O195002a
Fecha: 19980814
Título: Cinco realidades que estan profundamente unidas: la vida, los ninos, la familia, la mujer y la sociedad.
Original en audio: 6 min. 39 seg.
Mujeres son el término de comparación y de enseñanza en estas lecturas que nos presenta la Iglesia hoy. El pueblo de Israel comparado con una mujer, y luego la enseñanza de Jesús sobre la mujer o sobre la esposa.
Esta comparación que hace Ezequiel tiene dos aspectos, y por eso hoy se proponían dos lecturas para escoger: una, así como más fuerte, -ambas tomadas del capítulo dieciséis-, una cuenta la historia de amor de Dios con el pueblo, cómo fue educando a esta mujer que representa al pueblo, cómo la fue cuidando, cómo la enamoró, y cómo después de que esta mujer se sintió segura, se prostituyó y olvidó a su señor.
La segunda opción nos presenta el perdón misericordioso que Dios le ofrece a este pueblo en figura de mujer, y cómo le ofrece reconstruir la alianza. La alianza es como el matrimonio, el pueblo es como la mujer y Dios es como el esposo. Esta es la proporción.
¿Por qué se puede comparar a un pueblo con una mujer? ¿Qué tienen en común? ¿Y qué dice esto de la mujer y qué dice esto de la multitud o del pueblo?
El sentir del corazón femenino está abierto a la vida y a la belleza; nosotros, los hombres, sólo podemos imaginarnos lo que eso significa. Porque la mujer está unida a la corriente de la vida, las corrientes de la vida pasan por ella, y por esto la serpiente atacó en primer lugar a la mujer, no porque la viera más débil como algunos han dicho, sino porque la vio más cercana a la vida.
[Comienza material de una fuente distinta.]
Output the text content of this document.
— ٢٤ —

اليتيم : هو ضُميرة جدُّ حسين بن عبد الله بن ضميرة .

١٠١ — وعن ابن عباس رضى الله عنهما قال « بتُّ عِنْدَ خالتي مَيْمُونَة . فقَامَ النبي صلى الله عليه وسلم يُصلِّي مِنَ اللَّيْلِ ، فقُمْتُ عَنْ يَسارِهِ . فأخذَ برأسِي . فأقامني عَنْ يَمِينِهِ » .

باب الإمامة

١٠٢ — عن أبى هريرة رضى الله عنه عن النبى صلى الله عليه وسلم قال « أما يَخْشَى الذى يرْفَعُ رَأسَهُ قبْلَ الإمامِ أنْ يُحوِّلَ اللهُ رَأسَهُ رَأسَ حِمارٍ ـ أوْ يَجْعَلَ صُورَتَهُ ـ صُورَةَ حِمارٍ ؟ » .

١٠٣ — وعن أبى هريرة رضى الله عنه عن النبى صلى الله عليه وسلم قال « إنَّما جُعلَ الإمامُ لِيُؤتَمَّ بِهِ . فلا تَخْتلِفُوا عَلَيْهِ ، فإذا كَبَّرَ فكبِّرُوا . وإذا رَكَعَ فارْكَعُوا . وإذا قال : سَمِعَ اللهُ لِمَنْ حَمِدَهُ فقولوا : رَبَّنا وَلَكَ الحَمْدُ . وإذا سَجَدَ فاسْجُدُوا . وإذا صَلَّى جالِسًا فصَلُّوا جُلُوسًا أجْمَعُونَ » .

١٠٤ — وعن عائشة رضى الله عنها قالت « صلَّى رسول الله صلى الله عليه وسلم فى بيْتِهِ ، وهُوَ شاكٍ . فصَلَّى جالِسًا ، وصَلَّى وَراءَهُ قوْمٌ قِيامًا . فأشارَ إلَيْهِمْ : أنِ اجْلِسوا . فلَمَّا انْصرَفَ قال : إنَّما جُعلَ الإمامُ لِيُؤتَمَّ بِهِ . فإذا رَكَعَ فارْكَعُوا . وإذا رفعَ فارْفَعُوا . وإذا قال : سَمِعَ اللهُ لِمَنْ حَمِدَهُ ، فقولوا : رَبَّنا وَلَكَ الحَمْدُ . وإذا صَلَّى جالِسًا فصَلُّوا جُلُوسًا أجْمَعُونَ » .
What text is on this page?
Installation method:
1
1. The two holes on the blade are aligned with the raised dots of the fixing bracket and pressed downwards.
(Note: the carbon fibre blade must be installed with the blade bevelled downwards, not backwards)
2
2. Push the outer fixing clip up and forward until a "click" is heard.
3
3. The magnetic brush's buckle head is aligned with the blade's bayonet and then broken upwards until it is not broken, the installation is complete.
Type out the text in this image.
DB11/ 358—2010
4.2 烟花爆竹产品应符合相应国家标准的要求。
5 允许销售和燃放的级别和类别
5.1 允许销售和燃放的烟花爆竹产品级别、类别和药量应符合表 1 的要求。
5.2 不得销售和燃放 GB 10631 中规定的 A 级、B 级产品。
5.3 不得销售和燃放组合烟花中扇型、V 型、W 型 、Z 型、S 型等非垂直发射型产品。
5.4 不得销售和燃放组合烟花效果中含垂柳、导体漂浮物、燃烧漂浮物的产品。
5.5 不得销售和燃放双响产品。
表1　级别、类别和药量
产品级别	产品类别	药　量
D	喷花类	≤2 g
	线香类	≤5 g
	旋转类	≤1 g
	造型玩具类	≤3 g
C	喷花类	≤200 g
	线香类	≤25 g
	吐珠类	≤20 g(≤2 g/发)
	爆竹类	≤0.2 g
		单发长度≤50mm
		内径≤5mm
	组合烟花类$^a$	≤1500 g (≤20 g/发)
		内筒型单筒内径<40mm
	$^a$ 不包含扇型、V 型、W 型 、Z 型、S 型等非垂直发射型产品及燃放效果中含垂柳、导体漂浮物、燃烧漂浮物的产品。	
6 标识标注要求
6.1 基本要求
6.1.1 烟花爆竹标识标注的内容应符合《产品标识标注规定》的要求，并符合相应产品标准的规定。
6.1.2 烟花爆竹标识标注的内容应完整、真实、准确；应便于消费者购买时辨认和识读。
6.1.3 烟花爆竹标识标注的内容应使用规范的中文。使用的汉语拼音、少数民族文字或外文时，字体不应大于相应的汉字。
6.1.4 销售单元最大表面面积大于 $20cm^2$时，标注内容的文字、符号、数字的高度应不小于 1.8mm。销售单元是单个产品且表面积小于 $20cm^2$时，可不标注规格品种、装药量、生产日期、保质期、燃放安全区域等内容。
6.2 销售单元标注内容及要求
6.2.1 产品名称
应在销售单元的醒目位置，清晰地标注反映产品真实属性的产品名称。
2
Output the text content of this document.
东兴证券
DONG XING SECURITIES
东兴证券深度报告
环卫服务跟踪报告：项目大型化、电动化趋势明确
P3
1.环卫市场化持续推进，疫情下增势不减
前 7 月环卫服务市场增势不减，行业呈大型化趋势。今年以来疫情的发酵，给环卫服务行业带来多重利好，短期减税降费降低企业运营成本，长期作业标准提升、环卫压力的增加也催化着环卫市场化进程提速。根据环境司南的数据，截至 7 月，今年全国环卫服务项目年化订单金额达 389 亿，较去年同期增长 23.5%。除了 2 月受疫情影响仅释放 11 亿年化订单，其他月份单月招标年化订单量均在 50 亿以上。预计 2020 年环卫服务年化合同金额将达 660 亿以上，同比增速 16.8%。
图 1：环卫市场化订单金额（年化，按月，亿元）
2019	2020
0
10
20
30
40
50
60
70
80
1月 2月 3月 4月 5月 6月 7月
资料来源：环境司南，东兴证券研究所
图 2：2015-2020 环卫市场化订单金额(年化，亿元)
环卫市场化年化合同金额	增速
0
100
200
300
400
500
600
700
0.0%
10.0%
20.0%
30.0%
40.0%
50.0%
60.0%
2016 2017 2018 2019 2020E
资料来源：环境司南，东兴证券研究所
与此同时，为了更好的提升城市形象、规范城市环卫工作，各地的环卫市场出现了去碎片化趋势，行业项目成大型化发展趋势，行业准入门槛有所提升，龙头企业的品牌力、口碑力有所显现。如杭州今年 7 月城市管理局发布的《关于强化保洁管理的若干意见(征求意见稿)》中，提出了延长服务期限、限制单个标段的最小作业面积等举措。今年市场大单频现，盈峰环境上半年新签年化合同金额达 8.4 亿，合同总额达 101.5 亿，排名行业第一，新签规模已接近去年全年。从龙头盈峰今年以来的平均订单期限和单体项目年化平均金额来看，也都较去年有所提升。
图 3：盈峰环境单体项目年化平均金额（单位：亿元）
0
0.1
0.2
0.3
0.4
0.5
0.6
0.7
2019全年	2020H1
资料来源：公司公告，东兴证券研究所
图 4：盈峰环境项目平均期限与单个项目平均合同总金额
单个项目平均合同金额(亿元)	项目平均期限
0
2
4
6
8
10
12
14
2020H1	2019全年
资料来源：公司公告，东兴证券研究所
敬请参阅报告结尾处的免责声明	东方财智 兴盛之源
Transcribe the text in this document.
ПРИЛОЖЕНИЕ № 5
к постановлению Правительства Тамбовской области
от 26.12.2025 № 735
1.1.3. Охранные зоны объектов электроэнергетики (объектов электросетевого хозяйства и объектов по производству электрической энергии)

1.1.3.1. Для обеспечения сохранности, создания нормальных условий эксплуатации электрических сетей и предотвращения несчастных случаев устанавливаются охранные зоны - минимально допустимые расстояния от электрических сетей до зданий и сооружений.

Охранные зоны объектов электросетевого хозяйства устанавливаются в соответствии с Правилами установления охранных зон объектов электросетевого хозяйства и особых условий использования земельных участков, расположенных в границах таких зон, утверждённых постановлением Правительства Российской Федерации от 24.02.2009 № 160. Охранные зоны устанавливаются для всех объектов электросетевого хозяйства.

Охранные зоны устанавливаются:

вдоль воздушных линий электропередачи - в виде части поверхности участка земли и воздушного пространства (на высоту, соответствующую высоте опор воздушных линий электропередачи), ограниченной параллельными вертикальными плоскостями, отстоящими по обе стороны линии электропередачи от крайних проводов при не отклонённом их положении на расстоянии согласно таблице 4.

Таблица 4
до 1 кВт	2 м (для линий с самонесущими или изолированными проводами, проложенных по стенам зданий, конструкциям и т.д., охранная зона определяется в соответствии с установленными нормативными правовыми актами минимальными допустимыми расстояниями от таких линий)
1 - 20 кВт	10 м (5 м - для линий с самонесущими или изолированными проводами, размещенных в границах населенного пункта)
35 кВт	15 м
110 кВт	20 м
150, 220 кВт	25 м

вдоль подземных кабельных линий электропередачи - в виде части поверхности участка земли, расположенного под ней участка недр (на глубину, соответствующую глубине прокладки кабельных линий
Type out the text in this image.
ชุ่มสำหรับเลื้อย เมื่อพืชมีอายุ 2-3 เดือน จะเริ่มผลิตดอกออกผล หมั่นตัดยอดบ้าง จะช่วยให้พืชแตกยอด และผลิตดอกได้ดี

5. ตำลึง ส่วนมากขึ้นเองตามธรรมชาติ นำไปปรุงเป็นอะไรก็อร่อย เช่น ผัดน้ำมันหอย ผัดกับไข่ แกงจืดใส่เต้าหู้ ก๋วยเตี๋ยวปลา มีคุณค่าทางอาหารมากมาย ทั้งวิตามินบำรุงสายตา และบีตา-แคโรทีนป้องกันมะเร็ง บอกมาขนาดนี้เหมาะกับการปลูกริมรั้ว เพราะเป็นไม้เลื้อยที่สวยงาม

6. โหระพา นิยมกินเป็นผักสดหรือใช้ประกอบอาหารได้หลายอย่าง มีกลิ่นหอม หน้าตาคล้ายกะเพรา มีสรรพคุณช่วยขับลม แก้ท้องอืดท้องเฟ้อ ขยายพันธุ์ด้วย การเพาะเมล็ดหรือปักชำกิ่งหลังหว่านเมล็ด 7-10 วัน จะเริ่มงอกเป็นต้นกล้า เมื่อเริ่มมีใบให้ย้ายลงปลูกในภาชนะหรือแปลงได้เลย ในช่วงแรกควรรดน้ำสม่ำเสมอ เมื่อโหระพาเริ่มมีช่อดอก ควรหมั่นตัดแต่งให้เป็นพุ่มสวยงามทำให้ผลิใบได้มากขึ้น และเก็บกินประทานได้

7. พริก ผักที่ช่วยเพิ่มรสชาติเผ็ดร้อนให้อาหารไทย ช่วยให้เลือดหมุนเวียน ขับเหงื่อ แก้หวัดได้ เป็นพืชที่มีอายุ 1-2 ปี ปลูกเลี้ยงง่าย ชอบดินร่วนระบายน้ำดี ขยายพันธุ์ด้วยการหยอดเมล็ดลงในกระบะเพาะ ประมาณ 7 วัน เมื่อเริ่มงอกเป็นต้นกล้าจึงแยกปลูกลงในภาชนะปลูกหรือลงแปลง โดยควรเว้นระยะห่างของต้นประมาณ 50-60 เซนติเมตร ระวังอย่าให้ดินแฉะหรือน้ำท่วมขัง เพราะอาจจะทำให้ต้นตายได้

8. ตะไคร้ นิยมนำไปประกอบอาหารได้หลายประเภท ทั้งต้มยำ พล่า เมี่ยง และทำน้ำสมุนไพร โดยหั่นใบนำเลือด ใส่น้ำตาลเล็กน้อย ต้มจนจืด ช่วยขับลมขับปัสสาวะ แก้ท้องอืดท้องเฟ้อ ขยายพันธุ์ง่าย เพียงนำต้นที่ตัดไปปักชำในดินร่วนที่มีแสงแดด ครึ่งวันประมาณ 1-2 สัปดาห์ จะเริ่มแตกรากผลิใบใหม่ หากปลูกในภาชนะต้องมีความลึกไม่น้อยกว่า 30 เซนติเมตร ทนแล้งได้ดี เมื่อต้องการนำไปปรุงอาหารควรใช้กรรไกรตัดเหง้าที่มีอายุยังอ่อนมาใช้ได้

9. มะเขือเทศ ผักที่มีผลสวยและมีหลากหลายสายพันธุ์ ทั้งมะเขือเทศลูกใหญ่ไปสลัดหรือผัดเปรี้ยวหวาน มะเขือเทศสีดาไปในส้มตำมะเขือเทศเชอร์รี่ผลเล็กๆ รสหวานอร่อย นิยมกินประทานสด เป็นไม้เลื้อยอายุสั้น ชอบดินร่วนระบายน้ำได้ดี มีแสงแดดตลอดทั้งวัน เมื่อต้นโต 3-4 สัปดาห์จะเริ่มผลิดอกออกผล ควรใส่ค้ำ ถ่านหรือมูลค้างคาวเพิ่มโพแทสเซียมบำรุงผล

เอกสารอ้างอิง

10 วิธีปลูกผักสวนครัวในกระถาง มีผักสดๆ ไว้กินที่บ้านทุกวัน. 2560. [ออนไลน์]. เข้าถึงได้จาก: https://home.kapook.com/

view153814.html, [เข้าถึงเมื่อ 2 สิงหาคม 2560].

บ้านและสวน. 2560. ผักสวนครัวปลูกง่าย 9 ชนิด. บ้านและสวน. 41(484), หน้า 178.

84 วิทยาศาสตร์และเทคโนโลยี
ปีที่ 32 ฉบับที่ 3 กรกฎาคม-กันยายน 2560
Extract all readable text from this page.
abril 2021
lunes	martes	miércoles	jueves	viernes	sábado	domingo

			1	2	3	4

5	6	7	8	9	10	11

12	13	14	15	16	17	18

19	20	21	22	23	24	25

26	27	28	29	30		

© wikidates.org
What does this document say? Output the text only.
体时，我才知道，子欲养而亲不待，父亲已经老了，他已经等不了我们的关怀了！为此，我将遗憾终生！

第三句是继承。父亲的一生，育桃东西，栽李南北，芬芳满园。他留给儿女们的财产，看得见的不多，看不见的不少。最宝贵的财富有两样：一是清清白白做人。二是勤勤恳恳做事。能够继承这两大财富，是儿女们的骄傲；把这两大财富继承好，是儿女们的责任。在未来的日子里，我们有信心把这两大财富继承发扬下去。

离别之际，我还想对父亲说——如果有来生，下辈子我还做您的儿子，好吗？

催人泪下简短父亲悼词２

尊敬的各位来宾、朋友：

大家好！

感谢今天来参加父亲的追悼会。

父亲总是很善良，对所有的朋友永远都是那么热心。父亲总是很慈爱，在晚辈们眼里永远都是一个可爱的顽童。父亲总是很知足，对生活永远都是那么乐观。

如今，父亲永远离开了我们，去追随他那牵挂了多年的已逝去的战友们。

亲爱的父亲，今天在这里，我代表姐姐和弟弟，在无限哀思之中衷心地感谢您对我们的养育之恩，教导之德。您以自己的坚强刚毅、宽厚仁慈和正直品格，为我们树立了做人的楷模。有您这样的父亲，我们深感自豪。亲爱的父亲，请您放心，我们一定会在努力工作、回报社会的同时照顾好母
El ser masculino, en cambio, no tiene esa capacidad; todo lo que sale de su cuerpo sale muerto, y por esto tiene una referencia hacia la mujer. Jesús lo dice en el evangelio, recordando las palabras del Génesis: "Dejará el hombre a su padre y a su madre y se unirá a su mujer" San Mateo 19,5.
No dice: "Saldrá el hombre de una casa, saldrá la mujer de otra casa y formarán otra casa". El movimiento que se plantea es: "El hombre sale de su casa y busca, y el que busca es porque no tiene, porque necesita".
En la mujer están las corrientes de la vida, y por eso lo que le sucede a la mujer le sucederá a la sociedad, y los valores de la sociedad aparecerán en la mujer, y por eso hasta cierto punto es natural la comparación del profeta Ezequiel, que aparece también en otros profetas.
Y es lo mismo que vemos hoy. Hay una serie de cosas que están unidas: la vida, los niños, la familia, la mujer y la sociedad. Esas cinco realidades están profundamente unidas. Donde no se quiere a los niños, por ejemplo, no se quiere a la vida, y no se quiere a la mujer, y no se quiere a la sociedad.
Donde se utiliza a la mujer, o donde la mujer, llena de orgullo o de pretensiones, se olvida de la familia, entonces las consecuencias están para los niños, y están para la sociedad, y están para el respeto a la vida, y así sucesivamente.
Sin embargo el hombre parece más importante, pero precisamente eso es lo que parece. Me decía una vez una religiosa educadora: "Educar a un niño es educar a una persona, educar a una niña es educar a una familia; por esto, desde luego, es más difícil educar a las niñas.
Y es más difícil proveer adecuadamente de una formación íntegra de la mujer. Porque, aunque no lo sepa siempre con toda claridad, por lo menos la mujer sí presiente la fuerza de vida que lleva en ella, la capacidad que tiene para sacar una humanidad.
Cada mujer de algún modo es como una Eva, y de Eva salió la Humanidad; cada mujer lleva dentro de sí, en su cuerpo, en su corazón, en su creatividad, un universo posible, una humanidad posible.